I just put together an Open Builds CNC machine and I am using a Smoothie to control it. I just flashed the latest version of firmware (firmware-cnc.bin). I am running a v1.0b board. I have a Tr8*8-2p (8mm-2mm pitch) screws. My stepper motor is a standard 1.8 degree, 200 step device for the X, Y, and Z axis. The current is set to 2A. I set my alpha_steps_per_mm to 400 by using the calc:
step/mm = ((fullsteps per rotation) * (microsteps per step)) / (mil per rotation)
which should equate to:
400 = ((200 * 16) / 8)
I read that a v1 board uses 16 microsteps vs 32 for the newer boards. This appears to be the case for me. When I move the X axis stepper 1mm, I get .91mm as measured by a micrometer. When I move 10mm, I get 9.97mm. If I move several hundred mm’s (say 500 as measured with a meter stick), I will be over by several mm’s (approx 503 to 504mm). Something doesn’t quite add up. Any suggestions of things to check? Could other settings effect the scaling? I am obviously missing something.

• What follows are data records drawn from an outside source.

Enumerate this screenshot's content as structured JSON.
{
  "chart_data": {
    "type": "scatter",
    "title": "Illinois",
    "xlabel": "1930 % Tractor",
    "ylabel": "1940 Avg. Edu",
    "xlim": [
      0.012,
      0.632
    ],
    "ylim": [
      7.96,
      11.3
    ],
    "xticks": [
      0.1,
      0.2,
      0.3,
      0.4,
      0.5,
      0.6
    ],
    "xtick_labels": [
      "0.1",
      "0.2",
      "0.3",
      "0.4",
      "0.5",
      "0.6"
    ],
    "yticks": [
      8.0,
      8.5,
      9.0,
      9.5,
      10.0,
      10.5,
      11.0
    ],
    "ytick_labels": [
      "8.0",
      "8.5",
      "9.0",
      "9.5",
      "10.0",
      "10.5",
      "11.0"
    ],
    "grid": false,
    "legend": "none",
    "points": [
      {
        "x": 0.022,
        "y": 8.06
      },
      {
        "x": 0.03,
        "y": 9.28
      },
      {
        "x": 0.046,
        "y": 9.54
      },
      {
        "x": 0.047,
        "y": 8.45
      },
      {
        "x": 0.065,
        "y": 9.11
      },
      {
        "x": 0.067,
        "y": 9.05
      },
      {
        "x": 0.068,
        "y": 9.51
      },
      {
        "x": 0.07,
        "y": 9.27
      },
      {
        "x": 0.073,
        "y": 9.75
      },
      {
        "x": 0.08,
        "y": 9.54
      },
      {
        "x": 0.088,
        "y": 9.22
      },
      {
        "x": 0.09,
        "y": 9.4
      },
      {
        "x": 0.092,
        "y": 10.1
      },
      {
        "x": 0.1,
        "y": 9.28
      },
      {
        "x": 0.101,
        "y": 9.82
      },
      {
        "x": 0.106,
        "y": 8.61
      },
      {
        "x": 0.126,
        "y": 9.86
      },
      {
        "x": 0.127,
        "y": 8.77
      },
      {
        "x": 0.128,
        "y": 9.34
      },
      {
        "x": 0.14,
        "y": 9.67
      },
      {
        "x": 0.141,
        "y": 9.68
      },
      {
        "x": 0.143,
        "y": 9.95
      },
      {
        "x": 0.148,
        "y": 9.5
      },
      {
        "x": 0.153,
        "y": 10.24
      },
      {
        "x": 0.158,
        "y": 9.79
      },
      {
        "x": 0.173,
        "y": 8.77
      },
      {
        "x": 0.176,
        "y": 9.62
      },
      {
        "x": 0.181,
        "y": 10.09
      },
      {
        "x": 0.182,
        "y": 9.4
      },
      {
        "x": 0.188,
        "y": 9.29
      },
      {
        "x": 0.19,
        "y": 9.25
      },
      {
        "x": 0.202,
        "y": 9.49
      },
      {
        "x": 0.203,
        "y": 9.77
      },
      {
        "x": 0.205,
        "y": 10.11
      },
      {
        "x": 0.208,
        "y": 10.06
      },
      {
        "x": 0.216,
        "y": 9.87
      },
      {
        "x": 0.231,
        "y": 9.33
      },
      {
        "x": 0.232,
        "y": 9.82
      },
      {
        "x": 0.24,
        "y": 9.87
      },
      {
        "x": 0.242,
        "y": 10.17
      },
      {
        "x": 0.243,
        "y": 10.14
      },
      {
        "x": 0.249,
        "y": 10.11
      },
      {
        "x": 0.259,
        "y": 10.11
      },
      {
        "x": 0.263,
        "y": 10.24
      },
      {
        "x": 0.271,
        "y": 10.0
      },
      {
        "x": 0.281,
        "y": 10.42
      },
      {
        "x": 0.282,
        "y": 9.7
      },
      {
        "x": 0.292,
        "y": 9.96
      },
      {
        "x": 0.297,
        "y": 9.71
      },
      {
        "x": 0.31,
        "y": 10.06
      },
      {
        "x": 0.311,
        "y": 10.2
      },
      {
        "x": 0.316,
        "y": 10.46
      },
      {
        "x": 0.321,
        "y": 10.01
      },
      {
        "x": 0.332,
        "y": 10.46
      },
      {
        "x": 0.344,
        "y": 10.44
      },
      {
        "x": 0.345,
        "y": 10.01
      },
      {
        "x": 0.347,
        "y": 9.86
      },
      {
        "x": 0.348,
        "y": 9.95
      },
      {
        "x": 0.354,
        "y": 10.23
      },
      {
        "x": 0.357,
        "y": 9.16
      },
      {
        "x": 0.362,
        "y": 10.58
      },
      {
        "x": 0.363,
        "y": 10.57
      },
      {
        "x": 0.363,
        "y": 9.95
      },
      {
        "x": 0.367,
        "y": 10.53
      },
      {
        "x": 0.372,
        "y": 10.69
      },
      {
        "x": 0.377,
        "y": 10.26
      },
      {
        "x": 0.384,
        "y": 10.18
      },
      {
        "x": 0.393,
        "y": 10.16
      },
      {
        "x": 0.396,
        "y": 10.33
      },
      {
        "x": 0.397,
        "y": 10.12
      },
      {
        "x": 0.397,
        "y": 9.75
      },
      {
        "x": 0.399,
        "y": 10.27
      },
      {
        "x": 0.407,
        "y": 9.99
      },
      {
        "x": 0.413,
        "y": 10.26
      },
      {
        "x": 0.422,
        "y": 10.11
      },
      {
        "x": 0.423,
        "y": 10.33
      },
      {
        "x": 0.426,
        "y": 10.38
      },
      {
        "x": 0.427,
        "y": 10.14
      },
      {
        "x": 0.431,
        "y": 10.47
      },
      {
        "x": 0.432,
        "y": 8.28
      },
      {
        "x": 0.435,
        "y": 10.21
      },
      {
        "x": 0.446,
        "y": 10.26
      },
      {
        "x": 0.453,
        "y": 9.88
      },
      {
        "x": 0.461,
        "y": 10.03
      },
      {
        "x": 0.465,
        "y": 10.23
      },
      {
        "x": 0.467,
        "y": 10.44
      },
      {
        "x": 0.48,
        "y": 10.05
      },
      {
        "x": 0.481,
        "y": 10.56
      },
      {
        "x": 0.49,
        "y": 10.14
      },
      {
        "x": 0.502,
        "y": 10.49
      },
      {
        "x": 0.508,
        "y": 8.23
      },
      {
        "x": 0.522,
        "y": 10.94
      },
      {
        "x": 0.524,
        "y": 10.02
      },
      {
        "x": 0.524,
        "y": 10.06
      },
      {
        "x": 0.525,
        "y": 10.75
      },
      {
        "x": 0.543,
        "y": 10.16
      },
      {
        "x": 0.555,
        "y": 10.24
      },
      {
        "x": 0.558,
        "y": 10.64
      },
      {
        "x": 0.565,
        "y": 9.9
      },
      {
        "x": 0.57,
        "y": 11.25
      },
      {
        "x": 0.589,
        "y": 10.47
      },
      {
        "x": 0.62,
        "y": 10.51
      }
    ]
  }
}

BTW - I have a TinyG board that I swapped in and with it’s recommended settings, I get the expected measurements as per the micrometer - both at 1mm (within .01mm) and 500mm.
@Sebastien_Plante I moved it 300mm to make it easier to measure. The actual distance traveled (as best as I can eyeball) is 302mm. By the formula you provided, that comes out to 397.35 mm
If it is a true tr8x8 then there is no fudge it will be exactly 400 or 800 steps/mm depending on your microstrpes (1/16 or 1/32) the advice to use some fractional steps/mm is bogus. You need to find out why it is not moving the correct distance. It could be they are not tr8x8, or there could be some mechanical issue. fudging the http://steps.mm when they should be exact is not the solution
@Phil_Aldrich I agree that “fudging” is not the best answer but using 397.35 seems to make it much more accurate when I run the X axis out to 300+ mm. It just seems odd that when using a TinyG board, I can set it exactly to 400 and it is dead on at 1mm or 300mm.
I suspect you are losing steps by having acceleration too fast and/or feed rate too fast. Although I would think it would stop short if pulses were lost.